Expressions of affection and messages of condolence have come in from all over the world since her death. So many Heads of States are planning to attend the burial next Monday that managing traffic and security will be a nightmare for London police. Incidentally, in a rare departure from the ‘London Bridge’ script, there will be a bank holiday on the Monday, after all, in addition to the two minutes silence nation-wide at midday.
A crass, disgraceful, and insensitive message has been published from Abuja by one ‘Shehu Garba’, purportedly representing the condolence of all Nigerians to Britons on the passage of Elizabeth. And one Uju Anya, a Nigerian professor in the United States, has been raining curses and directing an equally absurd diatribe against Elizabeth, blaming her for her own family’s travails in the Nigerian civil war. In Nigeria, people routinely unload ill-considered thoughts and ridiculous notions on their long-suffering countrymen.
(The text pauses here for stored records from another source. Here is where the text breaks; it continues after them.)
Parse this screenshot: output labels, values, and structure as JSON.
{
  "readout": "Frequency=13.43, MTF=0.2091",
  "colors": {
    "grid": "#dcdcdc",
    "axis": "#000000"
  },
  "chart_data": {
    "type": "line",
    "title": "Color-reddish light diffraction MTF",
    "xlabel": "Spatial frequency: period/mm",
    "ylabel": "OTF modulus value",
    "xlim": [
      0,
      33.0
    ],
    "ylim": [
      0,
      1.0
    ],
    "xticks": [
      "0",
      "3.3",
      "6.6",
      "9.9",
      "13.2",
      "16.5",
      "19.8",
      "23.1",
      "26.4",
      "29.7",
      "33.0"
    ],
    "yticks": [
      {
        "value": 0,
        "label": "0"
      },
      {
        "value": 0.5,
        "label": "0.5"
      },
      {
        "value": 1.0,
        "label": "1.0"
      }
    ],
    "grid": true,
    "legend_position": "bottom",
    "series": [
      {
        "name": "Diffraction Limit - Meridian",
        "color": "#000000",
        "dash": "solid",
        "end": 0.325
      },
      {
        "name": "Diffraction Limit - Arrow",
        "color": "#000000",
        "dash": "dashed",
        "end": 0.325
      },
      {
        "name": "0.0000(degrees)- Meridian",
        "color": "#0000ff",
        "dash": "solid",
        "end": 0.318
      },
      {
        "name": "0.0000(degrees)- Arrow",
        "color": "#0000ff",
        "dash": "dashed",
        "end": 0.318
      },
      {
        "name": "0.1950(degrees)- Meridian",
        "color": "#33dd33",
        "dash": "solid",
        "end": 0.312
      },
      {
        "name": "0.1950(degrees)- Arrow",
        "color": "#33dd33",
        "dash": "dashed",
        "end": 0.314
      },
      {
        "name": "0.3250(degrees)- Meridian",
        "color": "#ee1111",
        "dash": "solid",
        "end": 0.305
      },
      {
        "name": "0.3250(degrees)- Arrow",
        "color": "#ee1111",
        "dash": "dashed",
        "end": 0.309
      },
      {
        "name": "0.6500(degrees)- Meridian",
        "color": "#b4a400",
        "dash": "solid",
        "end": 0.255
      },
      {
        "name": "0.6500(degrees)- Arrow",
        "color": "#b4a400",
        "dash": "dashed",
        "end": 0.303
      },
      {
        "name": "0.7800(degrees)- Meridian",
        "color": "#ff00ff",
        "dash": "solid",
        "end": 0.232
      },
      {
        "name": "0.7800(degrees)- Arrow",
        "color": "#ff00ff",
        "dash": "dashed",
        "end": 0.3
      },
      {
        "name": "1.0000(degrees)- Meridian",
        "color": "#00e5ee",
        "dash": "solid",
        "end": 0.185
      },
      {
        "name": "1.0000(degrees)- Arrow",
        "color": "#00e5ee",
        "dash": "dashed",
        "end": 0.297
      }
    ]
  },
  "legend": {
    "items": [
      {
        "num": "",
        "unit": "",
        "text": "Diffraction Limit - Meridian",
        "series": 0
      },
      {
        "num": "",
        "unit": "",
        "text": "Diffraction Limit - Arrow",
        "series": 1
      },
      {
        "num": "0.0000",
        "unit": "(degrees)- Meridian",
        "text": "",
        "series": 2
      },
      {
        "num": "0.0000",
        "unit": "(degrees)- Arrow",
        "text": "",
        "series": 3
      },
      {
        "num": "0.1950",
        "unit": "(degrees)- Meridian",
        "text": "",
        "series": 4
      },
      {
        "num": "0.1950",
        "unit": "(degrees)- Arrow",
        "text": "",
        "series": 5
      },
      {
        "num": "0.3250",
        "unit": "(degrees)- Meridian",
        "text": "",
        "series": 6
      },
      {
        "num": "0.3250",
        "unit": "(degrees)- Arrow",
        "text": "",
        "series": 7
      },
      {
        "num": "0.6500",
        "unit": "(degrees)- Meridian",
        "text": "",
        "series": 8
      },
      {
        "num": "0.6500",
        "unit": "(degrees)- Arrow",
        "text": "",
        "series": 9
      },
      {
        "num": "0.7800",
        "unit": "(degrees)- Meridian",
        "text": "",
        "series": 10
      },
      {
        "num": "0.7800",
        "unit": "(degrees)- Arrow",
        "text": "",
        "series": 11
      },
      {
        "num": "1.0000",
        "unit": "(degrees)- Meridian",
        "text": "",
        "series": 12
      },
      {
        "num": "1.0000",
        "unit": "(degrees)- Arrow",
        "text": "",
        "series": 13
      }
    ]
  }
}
Ownership of the civil war in Nigeria, warts and all, belongs squarely with Nigerians, who need to learn to take a 360-degree view of history and not hold on to a one-sided picture and an aggressive victimology that antagonises everyone in sight, and makes it impossible to learn useful lessons, and to move on.
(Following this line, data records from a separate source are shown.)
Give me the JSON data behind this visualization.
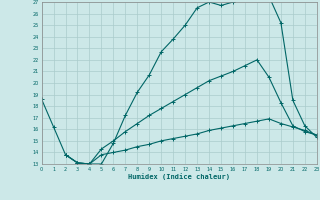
{
  "xlabel": "Humidex (Indice chaleur)",
  "xlim": [
    0,
    23
  ],
  "ylim": [
    13,
    27
  ],
  "yticks": [
    13,
    14,
    15,
    16,
    17,
    18,
    19,
    20,
    21,
    22,
    23,
    24,
    25,
    26,
    27
  ],
  "xticks": [
    0,
    1,
    2,
    3,
    4,
    5,
    6,
    7,
    8,
    9,
    10,
    11,
    12,
    13,
    14,
    15,
    16,
    17,
    18,
    19,
    20,
    21,
    22,
    23
  ],
  "bg_color": "#cce8e8",
  "grid_color": "#aacccc",
  "line_color": "#006666",
  "line1_x": [
    0,
    1,
    2,
    3,
    4,
    5,
    6,
    7,
    8,
    9,
    10,
    11,
    12,
    13,
    14,
    15,
    16,
    17,
    18,
    19,
    20,
    21,
    22,
    23
  ],
  "line1_y": [
    18.6,
    16.2,
    13.8,
    13.1,
    13.0,
    13.0,
    14.8,
    17.2,
    19.2,
    20.7,
    22.7,
    23.8,
    25.0,
    26.5,
    27.0,
    26.7,
    27.0,
    27.5,
    27.5,
    27.5,
    25.2,
    18.5,
    16.3,
    15.3
  ],
  "line2_x": [
    2,
    3,
    4,
    5,
    6,
    7,
    8,
    9,
    10,
    11,
    12,
    13,
    14,
    15,
    16,
    17,
    18,
    19,
    20,
    21,
    22,
    23
  ],
  "line2_y": [
    13.8,
    13.1,
    13.0,
    14.3,
    15.0,
    15.8,
    16.5,
    17.2,
    17.8,
    18.4,
    19.0,
    19.6,
    20.2,
    20.6,
    21.0,
    21.5,
    22.0,
    20.5,
    18.3,
    16.3,
    15.8,
    15.5
  ],
  "line3_x": [
    2,
    3,
    4,
    5,
    6,
    7,
    8,
    9,
    10,
    11,
    12,
    13,
    14,
    15,
    16,
    17,
    18,
    19,
    20,
    21,
    22,
    23
  ],
  "line3_y": [
    13.8,
    13.1,
    13.0,
    13.8,
    14.0,
    14.2,
    14.5,
    14.7,
    15.0,
    15.2,
    15.4,
    15.6,
    15.9,
    16.1,
    16.3,
    16.5,
    16.7,
    16.9,
    16.5,
    16.2,
    15.9,
    15.5
  ]
}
The relationship of Nigeria and the British Monarchy includes both Slavery and its Abolition. The facts and the sentiments aroused are hopelessly and inextricably entangled, as are the lives of the people of the two nations. A Nigerian is a Senior Minister in the cabinet of Liz Truss, who Elizabeth just appointed Prime Minister. It is not inconceivable that a Nigerian will be Prime Minister of the UK in the not-too-distant future. At the same time, Nigerians are prominent among the ‘woke’ and the left, many of whom abhor the Monarchy and wish to see a Republic in the UK. There are more Anglicans, who are effectively members of the Church of England, headed by, yes, Queen Elizabeth and her successor, in Nigeria than in the United Kingdom. Ajayi Crowther, the first African Bishop of the Church, translated the Bible to Yoruba, penetrated the Niger-Delta, and probably did more to spread Western education and British culture in the Nigerian space than any colonialist or missionary. Paradoxically, he was himself a victim of that very British disease – racial injustice, and he was forced to resign his job. He died in disgrace. The Archbishop of Canterbury only a few weeks ago issued an official apology for the wrongs inflicted on Bishop Ajayi Crowther.
Perhaps there are no saints and sinners here, only History.
A beautiful soul driven relentlessly by a sense of duty has just died, thrusting the impossible job of preserving a dwindling realm and a disappearing empire on her son, Charles.
May the soul of Elizabeth Alexander Mary Windsor rest in peace, at last.